Almería en los tiempos del covid-19 (XXII): La incógnita del recibo del Ego

Clientas de una frutería situada junto a la calle del Hospital y la Plaza del Pino, todas protegidas con mascarilla.
Clientas de una frutería situada junto a la calle del Hospital y la Plaza del Pino, todas protegidas con mascarilla.
Manuel León
07:00 • 08 abr. 2020

Si algún elemento tiene visos de erigirse -con permiso del toilet paper- en icono de esta nueva era glaciar para los humanos, será sin dudarlo la mascarilla, como Naranjito lo fue del España-82. Algo que hasta hace poco creíamos que era cosa de cirujanos y forenses y que ahora forma parte de nuestro ajuar como un apéndice ortopédico.



Uno sale a la calle y se las encuentra a cada paso, como si fuera carnaval. Dime qué mascarilla usas y te diré quién eres. Hay unas que se anuncian en Amazon que son como el Ferrari de las mascarillas con válvula de exhalación para evitar la humedad, goma doble y clip nasal, solo le falta que lleve discoteca.



Hay otras de la marca Louis Vuitton, de seda arábiga, anatómicas como unos leggins y ajuste en el puente nasal. Valen 50 euros. Las hay tan blindadas que parecen un tanque y se ven por las calles de Berlín cuando en el Telediario Ana Blanco conecta con el corresponsal. Hay mascarillas abultadas, como queriendo esconder una nariz superlativa, como aquella de Góngora que ripiaba Quevedo; o tersas como una tabla de plancha, como llevar un Dina4 pegado en la boca. En realidad, no nos engañemos, nos miramos en el súper o en el ascensor y no nos reímos por que no está la cosa para reírse. Yo al menos me tengo que aguantar cuando veo a mi inofensiva vecina con ese aspecto de forajida que sale a la calle que parece que va a pegar un palo a la caja de la farmacia de las Cuatro Calles. El juego que hubiera dado este coronavirus en esta ciudad tan mordaz si hubieran estado las barras de los bares abiertas. En su lugar está Facebook, que es como una barra, pero sin cerveza y con mala leche. Qué sería de nosotros ya sin él. Me dice un amigo que recibe cincuenta solicitudes diarias de amistad virtual. Si este virus dura hasta el verano como parece -adiós San Juan, ¿adiós Feria? - la mitad de la humanidad será amiga de la otra mitad. ¿Será Trump amigo de Merkel en la red? ¿Le habrá dado algún like la alemana a su pastel de manzana?. Bueno, en realidad el americano es más de Twitter. Me he encontrado estos días, poniendo la oreja en la cola del supermercado -a un metro de distancia, claro- a dos tipos de individuos ante esta plaga del Viejo Testamento: unos, los hititas, que ven esto como un hito histórico que cambiará nuestra vida y que ya no permitirá que haya más cotillones de Noche Vieja; y otros, los amorreos, que son los que callan y amorran la cabeza como el que se tira un pedo esperando que escampe pronto.

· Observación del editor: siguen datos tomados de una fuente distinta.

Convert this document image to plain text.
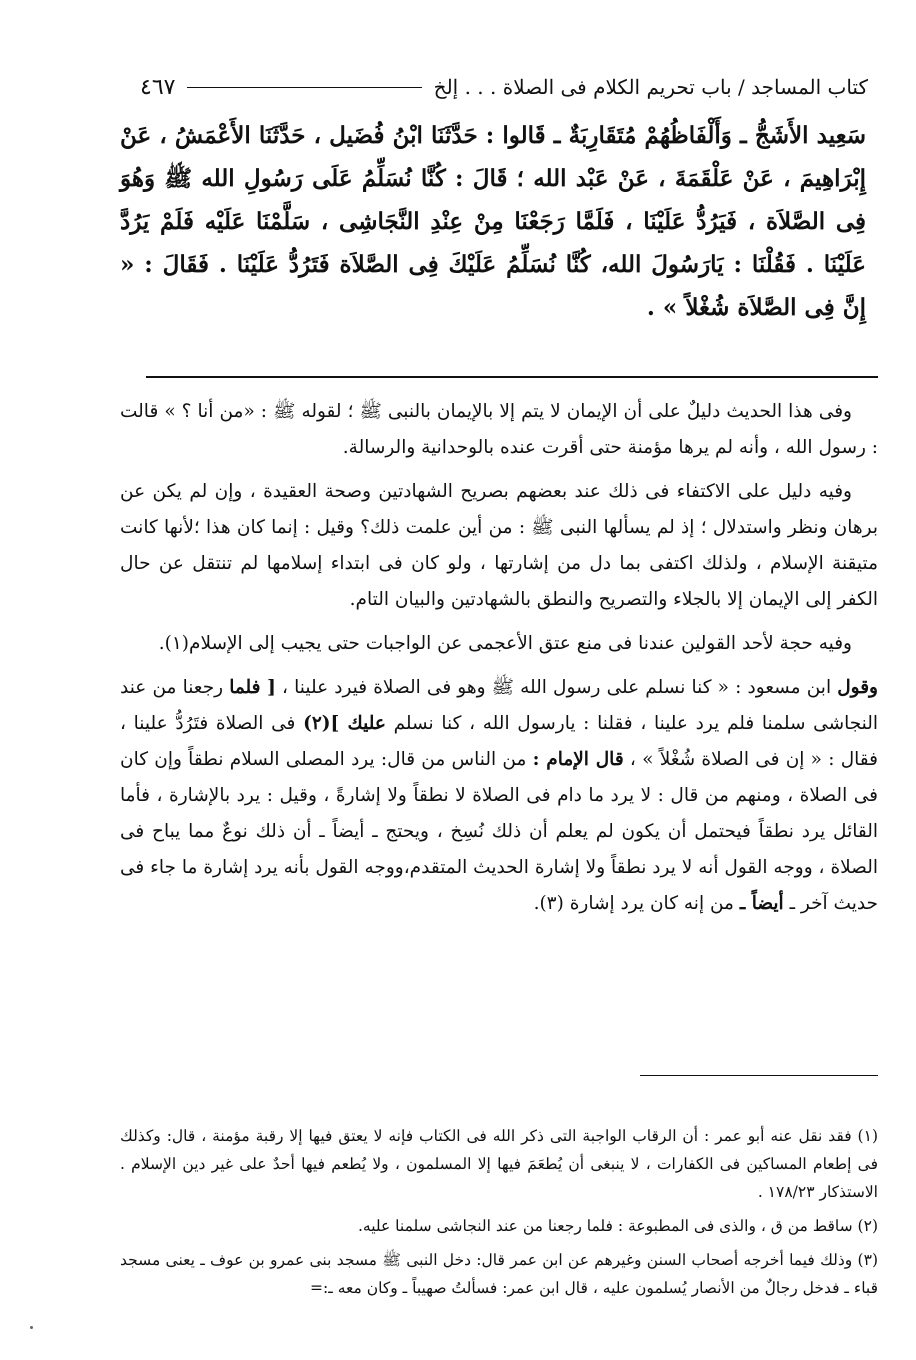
٤٦٧	كتاب المساجد / باب تحريم الكلام فى الصلاة . . . إلخ

سَعِيد الأَشَجُّ ـ وَأَلْفَاظُهُمْ مُتَقَارِبَةٌ ـ قَالوا : حَدَّثَنَا ابْنُ فُضَيل ، حَدَّثَنَا الأَعْمَشُ ، عَنْ إِبْرَاهِيمَ ، عَنْ عَلْقَمَةَ ، عَنْ عَبْد الله ؛ قَالَ : كُنَّا نُسَلِّمُ عَلَى رَسُولِ الله ﷺ وَهُوَ فِى الصَّلاَة ، فَيَرُدُّ عَلَيْنَا ، فَلَمَّا رَجَعْنَا مِنْ عِنْدِ النَّجَاشِى ، سَلَّمْنَا عَلَيْه فَلَمْ يَرُدَّ عَلَيْنَا . فَقُلْنَا : يَارَسُولَ الله، كُنَّا نُسَلِّمُ عَلَيْكَ فِى الصَّلاَة فَتَرُدُّ عَلَيْنَا . فَقَالَ : « إِنَّ فِى الصَّلاَة شُغْلاً » .

وفى هذا الحديث دليلٌ على أن الإيمان لا يتم إلا بالإيمان بالنبى ﷺ ؛ لقوله ﷺ : «من أنا ؟ » قالت : رسول الله ، وأنه لم يرها مؤمنة حتى أقرت عنده بالوحدانية والرسالة.

وفيه دليل على الاكتفاء فى ذلك عند بعضهم بصريح الشهادتين وصحة العقيدة ، وإن لم يكن عن برهان ونظر واستدلال ؛ إذ لم يسألها النبى ﷺ : من أين علمت ذلك؟ وقيل : إنما كان هذا ؛لأنها كانت متيقنة الإسلام ، ولذلك اكتفى بما دل من إشارتها ، ولو كان فى ابتداء إسلامها لم تنتقل عن حال الكفر إلى الإيمان إلا بالجلاء والتصريح والنطق بالشهادتين والبيان التام.

وفيه حجة لأحد القولين عندنا فى منع عتق الأعجمى عن الواجبات حتى يجيب إلى الإسلام(١).

وقول ابن مسعود : « كنا نسلم على رسول الله ﷺ وهو فى الصلاة فيرد علينا ، [ فلما رجعنا من عند النجاشى سلمنا فلم يرد علينا ، فقلنا : يارسول الله ، كنا نسلم عليك ](٢) فى الصلاة فتَرُدُّ علينا ، فقال : « إن فى الصلاة شُغْلاً » ، قال الإمام : من الناس من قال: يرد المصلى السلام نطقاً وإن كان فى الصلاة ، ومنهم من قال : لا يرد ما دام فى الصلاة لا نطقاً ولا إشارةً ، وقيل : يرد بالإشارة ، فأما القائل يرد نطقاً فيحتمل أن يكون لم يعلم أن ذلك نُسِخ ، ويحتج ـ أيضاً ـ أن ذلك نوعٌ مما يباح فى الصلاة ، ووجه القول أنه لا يرد نطقاً ولا إشارة الحديث المتقدم،ووجه القول بأنه يرد إشارة ما جاء فى حديث آخر ـ أيضاً ـ من إنه كان يرد إشارة (٣).

(١) فقد نقل عنه أبو عمر : أن الرقاب الواجبة التى ذكر الله فى الكتاب فإنه لا يعتق فيها إلا رقبة مؤمنة ، قال: وكذلك فى إطعام المساكين فى الكفارات ، لا ينبغى أن يُطعَمَ فيها إلا المسلمون ، ولا يُطعم فيها أحدٌ على غير دين الإسلام . الاستذكار ١٧٨/٢٣ .

(٢) ساقط من ق ، والذى فى المطبوعة : فلما رجعنا من عند النجاشى سلمنا عليه.

(٣) وذلك فيما أخرجه أصحاب السنن وغيرهم عن ابن عمر قال: دخل النبى ﷺ مسجد بنى عمرو بن عوف ـ يعنى مسجد قباء ـ فدخل رجالٌ من الأنصار يُسلمون عليه ، قال ابن عمر: فسألتُ صهيباً ـ وكان معه ـ:=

Hoy me he encontrado en mi edificio -hablo siempre del mío porque no puedo ir a otro, disculpame Tony Fernández- a un tipo en chándal subiendo y bajando las escaleras con ímpetu deportivo y respiración agitada. Me he tenido que frotar los ojos con los guantes para creerlo. Y cuando le he preguntado que qué hacía por allí, me ha rogado que no le diga nada al presidente de la Comunidad, que es que en su edificio ya lo han pillado. Es decir que ya hay en Almería un mercado de estraperlo del ejercicio físico intramuros. Le he prometido que no lo denunciaré, siempre que no sude mucho. Hablando de gimnasia, información de servicio: el Ego no va a girar recibo este mes.